OPENS JULY 30, CERT TBC, 108 MINS Last Life In The Universe starts like Harold And Maude, with a morose young man's farcical suicide attempt, and ends on an oblique grace note reminiscent of Hal Hartley. What happens in between is a shimmer of shifting genres and influences, part chaste romance, pa...
OPENS JULY 30, CERT TBC, 108 MINS
Last Life In The Universe starts like Harold And Maude, with a morose young man’s farcical suicide attempt, and ends on an oblique grace note reminiscent of Hal Hartley.

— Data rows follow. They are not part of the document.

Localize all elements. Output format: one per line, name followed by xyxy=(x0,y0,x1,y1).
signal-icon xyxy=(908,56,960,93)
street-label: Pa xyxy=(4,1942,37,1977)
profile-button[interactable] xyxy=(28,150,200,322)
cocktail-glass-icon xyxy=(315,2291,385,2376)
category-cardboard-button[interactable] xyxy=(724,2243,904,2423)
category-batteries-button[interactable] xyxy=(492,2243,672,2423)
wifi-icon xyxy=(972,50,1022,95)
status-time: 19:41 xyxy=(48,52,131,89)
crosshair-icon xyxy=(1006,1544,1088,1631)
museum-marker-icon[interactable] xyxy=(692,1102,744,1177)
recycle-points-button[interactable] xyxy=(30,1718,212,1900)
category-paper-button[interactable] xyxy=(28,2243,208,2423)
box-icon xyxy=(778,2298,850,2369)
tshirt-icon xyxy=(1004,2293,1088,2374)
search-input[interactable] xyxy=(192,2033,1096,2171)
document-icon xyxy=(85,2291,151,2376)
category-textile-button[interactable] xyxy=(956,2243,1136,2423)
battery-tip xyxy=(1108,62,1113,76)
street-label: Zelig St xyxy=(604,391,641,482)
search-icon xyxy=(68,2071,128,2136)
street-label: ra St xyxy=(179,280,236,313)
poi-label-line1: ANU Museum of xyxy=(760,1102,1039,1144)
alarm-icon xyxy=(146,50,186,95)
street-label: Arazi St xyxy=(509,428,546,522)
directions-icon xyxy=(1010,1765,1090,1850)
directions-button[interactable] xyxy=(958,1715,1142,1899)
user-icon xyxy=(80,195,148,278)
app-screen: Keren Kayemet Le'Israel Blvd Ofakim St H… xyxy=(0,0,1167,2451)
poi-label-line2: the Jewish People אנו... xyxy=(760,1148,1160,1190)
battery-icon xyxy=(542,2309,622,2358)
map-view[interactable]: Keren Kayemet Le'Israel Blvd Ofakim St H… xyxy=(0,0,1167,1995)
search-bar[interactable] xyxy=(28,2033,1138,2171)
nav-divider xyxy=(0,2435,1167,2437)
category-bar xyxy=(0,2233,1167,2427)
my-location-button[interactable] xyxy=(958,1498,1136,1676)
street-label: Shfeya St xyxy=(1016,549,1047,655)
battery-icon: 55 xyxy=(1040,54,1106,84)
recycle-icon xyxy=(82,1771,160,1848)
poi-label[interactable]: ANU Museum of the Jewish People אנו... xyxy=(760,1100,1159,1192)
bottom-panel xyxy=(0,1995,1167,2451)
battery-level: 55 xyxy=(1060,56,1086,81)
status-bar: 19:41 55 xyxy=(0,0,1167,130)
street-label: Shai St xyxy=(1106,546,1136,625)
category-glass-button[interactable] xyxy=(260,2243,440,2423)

What happens in between is a shimmer of shifting genres and influences, part chaste romance, part ghost story, part culture-clash tale, even part mob drama when cult Japanese director Takashi Miike pops up as a colourfully outfitted gangster.
The suicidal Kenji (Tadanobu Asano) is a morose Bangkok librarian, trying to escape a shady past back in Japan. During another suicide attempt on a bridge, he sees a girl killed by a car and hooks up with her sister, Thai hooker Noi (Sinitta Boonyasak). He’s an obsessive neatnik, she’s a slob, but in a remote beach house the two draft a tentative romance, shot in a wash of liquid greens and blues by Wong Kar-Wai’s cinematographer Chris Doyle. Director Pen-Ek Ratanaruang (Monrak Transistor) here proves himself to be one of Asia’s hottest new talents.